Kakek termenung sejenak. Mungkin menggali ingatan lamanya. Mataku memutari kamar Kakek. Tak ada yang istimewa. Kamar dengan dinding kayu khas perdesaan. Hanya ada sebuah ranjang reyot yang ditempati Kakek. Di bawah ranjangnya ada ember dan beberapa gombal berbau pesing. Berarti ember dan gombal-gombal itu adalah satu kesatuan yang menggantikan fungsi toilet bagi Kakek. Ia tak mampu berdiri sejak beberapa minggu silam katanya. Tepat ketika panggilan yang mengabarkan kondisi Kakek memburuk dan tak mampu lagi ditangani secara medis.
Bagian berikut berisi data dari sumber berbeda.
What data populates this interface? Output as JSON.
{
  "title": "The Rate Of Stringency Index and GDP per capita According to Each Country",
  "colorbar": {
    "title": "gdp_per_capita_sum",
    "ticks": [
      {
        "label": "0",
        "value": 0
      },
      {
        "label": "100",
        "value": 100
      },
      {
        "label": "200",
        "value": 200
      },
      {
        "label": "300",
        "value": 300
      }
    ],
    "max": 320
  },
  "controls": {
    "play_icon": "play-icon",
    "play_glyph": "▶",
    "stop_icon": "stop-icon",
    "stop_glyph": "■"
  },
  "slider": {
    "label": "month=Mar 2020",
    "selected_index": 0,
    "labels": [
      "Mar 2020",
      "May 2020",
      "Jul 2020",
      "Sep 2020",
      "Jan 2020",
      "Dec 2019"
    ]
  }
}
Ada sebuah foto lama berpigura mengilat di atas meja samping ranjang.

“Itu satu-satunya foto Kakek dengan dia,” ujar Kakek menarik kembali atensiku.

“Tapi di situ ada banyak orang,” sanggahku.
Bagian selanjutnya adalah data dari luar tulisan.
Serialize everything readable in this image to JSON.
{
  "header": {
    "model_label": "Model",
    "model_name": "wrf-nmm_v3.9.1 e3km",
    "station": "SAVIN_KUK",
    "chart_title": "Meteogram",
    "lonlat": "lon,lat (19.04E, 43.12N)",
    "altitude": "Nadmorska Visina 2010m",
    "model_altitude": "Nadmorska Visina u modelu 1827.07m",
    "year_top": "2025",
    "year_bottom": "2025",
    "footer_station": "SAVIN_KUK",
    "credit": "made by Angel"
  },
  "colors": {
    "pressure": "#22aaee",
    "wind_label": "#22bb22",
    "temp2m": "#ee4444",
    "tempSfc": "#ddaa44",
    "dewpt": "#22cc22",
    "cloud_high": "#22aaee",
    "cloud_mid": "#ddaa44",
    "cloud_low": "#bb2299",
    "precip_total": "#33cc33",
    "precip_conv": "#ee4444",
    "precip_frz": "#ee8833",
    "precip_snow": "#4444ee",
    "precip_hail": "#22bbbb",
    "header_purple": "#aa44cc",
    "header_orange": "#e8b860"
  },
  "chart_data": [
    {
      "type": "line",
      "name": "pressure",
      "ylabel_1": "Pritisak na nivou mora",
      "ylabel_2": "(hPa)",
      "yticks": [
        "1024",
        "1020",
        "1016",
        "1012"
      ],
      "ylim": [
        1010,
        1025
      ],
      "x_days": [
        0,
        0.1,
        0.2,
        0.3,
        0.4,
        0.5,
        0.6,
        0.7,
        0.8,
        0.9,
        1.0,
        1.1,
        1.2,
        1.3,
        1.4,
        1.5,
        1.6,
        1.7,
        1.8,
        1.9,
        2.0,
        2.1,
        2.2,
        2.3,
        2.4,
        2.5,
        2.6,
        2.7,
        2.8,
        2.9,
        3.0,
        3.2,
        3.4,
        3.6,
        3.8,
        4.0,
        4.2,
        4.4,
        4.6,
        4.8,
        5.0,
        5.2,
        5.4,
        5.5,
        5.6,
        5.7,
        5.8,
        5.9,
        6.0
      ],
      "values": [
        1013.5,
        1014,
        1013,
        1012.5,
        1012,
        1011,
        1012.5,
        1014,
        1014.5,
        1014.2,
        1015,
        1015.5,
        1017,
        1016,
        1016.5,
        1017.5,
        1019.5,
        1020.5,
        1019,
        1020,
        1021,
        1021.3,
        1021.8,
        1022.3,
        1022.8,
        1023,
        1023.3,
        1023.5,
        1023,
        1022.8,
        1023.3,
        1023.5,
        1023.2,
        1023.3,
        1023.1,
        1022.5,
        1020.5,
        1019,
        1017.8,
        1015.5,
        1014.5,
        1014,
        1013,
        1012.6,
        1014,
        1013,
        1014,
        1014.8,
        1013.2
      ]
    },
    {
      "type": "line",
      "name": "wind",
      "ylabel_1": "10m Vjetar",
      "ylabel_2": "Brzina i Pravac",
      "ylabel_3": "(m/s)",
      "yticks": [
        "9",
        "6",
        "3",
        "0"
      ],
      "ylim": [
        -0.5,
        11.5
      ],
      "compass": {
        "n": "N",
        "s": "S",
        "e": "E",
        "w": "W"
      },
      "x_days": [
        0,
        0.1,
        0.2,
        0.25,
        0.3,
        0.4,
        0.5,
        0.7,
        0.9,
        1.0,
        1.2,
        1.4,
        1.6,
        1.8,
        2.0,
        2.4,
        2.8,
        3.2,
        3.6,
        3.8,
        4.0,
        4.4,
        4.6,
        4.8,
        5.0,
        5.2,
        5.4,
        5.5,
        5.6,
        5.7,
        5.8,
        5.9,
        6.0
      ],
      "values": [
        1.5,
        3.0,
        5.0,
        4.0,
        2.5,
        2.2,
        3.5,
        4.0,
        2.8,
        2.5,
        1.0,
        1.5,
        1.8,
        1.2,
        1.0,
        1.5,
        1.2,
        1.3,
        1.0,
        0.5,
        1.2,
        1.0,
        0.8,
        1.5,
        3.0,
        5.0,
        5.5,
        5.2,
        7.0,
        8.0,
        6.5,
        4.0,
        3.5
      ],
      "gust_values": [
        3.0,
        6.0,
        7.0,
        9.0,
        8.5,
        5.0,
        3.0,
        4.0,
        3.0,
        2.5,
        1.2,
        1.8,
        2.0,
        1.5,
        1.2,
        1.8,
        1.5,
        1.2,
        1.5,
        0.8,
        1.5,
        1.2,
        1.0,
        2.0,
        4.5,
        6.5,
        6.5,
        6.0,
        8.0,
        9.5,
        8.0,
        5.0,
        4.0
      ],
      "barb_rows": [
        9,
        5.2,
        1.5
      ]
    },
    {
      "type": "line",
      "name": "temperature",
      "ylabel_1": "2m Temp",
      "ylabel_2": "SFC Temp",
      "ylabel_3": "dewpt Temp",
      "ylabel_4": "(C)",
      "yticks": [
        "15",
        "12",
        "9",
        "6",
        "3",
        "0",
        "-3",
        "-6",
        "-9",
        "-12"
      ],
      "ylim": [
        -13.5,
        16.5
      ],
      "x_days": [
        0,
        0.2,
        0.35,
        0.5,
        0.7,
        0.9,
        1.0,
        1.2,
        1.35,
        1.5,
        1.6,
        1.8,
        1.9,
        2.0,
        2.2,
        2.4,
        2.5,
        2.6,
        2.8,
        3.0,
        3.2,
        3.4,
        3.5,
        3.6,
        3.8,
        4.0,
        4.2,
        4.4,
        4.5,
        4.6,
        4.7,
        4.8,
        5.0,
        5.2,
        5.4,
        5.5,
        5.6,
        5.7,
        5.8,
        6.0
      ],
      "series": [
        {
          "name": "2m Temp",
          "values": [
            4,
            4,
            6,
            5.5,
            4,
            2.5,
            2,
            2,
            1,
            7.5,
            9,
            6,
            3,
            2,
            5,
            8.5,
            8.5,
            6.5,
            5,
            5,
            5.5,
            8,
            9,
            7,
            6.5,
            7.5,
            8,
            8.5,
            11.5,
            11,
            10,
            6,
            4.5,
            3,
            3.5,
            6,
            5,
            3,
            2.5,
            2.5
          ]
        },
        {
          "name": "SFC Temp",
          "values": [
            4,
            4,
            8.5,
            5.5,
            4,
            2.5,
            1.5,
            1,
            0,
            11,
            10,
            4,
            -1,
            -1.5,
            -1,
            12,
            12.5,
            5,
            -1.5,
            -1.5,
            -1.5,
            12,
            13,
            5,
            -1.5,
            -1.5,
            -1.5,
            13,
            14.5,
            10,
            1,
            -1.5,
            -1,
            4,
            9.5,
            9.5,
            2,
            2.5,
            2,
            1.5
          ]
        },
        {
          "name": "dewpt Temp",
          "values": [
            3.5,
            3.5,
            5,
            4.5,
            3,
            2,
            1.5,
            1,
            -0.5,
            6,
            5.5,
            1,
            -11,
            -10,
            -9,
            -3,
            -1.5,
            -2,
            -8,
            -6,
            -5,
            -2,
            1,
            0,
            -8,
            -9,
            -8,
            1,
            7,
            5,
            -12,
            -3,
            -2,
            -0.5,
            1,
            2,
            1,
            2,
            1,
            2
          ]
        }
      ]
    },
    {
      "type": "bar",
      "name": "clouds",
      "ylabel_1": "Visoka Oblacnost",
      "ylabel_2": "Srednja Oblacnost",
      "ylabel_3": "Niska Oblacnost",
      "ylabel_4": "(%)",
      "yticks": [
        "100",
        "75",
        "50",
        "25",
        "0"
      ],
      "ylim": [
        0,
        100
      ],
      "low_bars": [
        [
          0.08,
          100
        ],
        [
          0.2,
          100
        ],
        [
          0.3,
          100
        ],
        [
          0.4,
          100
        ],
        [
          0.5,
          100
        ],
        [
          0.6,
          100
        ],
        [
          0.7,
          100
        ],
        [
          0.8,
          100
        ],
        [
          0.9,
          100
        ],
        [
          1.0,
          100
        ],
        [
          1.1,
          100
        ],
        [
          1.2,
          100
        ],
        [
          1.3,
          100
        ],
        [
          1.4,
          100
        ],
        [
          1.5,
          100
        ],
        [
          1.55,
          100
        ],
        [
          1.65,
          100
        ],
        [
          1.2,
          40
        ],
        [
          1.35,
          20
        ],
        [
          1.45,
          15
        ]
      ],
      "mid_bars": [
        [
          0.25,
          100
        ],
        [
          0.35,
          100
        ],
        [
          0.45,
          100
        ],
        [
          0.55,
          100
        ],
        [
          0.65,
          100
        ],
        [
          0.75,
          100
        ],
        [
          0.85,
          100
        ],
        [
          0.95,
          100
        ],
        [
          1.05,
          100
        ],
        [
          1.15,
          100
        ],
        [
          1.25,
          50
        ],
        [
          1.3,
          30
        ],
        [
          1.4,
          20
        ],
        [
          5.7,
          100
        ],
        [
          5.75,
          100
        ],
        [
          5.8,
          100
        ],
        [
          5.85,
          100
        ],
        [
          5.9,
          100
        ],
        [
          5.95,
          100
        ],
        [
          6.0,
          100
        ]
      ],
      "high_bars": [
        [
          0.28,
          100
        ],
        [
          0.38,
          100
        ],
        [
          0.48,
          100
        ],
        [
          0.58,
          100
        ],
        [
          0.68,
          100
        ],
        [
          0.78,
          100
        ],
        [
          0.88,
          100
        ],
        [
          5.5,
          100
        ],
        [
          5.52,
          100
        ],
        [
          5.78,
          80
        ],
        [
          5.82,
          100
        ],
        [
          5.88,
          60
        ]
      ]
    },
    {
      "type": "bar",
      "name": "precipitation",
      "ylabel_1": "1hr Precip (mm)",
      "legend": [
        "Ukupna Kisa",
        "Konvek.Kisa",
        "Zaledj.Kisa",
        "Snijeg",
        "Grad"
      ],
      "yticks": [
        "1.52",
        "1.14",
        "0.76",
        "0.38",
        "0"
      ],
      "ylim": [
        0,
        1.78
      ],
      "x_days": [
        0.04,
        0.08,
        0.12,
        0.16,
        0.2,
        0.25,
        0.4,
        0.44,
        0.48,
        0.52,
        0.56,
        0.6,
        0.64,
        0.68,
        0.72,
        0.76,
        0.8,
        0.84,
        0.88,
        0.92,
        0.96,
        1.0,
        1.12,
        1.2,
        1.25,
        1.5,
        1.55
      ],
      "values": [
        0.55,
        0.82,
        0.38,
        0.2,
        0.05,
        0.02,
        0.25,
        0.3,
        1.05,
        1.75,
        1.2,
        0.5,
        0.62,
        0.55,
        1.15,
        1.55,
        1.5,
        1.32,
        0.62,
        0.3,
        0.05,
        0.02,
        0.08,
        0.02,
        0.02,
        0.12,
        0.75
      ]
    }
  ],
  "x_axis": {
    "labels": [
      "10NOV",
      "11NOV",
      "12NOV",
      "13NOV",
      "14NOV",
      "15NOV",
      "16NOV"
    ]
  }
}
“Kami dulu miskin. Satu-satunya orang yang punya kamera saat itu cuma keluarganya dia. Jadi, pas dia menawari Kakek foto bersama, orang satu rumah ikut foto semua. Itu Kakek yang di tengah sama dia. Kakek yang pakai baju koko kebesaran, itu pun hasil pinjam punya kakaknya. Nah, dia yang cantik pakai gaun putih itu, yang rambutnya dikucir pakai pita.”

Kakek mungkin masih berusia delapan atau sembilan tahun pada saat itu. Ia tersenyum lebar ke kamera sembari mengalungkan lengannya pada sang gadis pujaan. Walau aku tahu, tatapan mendelik pria tua—yang kusimpulkan sebagai ayah Kakek—menegaskan bahwa tindakan Kakek kurang pantas di zamannya. Jika ditotal, semua orang dalam foto itu berjumlah selusin.

“Kakek suka sama dia itu nekat. Dia anak tentara, Kakek buruh tani. Kamu pasti udah bisa tebak gimana kelanjutannya,” Kakek menatapku dengan senyuman miring, “Kakek jelas tidak dapat restu.”

“Tapi Kakek tetap berusaha deketin, ‘kan?”

“Oh, jelas! Kakek selalu memaksa jadi kusir delmannya. Supaya bisa antar dia ke mana-mana. Di situlah cinta kami bersemi, di atas delman.” Ia melengkapi kalimatnya dengan kekehan ringan.

“Romantis, Kek. Kakek gombalin dia juga enggak?” tanyaku sambil menggenggam tangannya lagi. Merasakan betapa kurusnya tubuh renta itu.

“Zaman itu mana ada yang berani menggombal. Nanti malah dikira serius mau melamar. Kakek nyalinya masih ciut, makanya mendekati dia dengan dalih mau ajak jalan-jalan atau mau tanya caranya mengerjakan peer. Bisa ditembak bapaknya, dong kalau Kakek nekat.”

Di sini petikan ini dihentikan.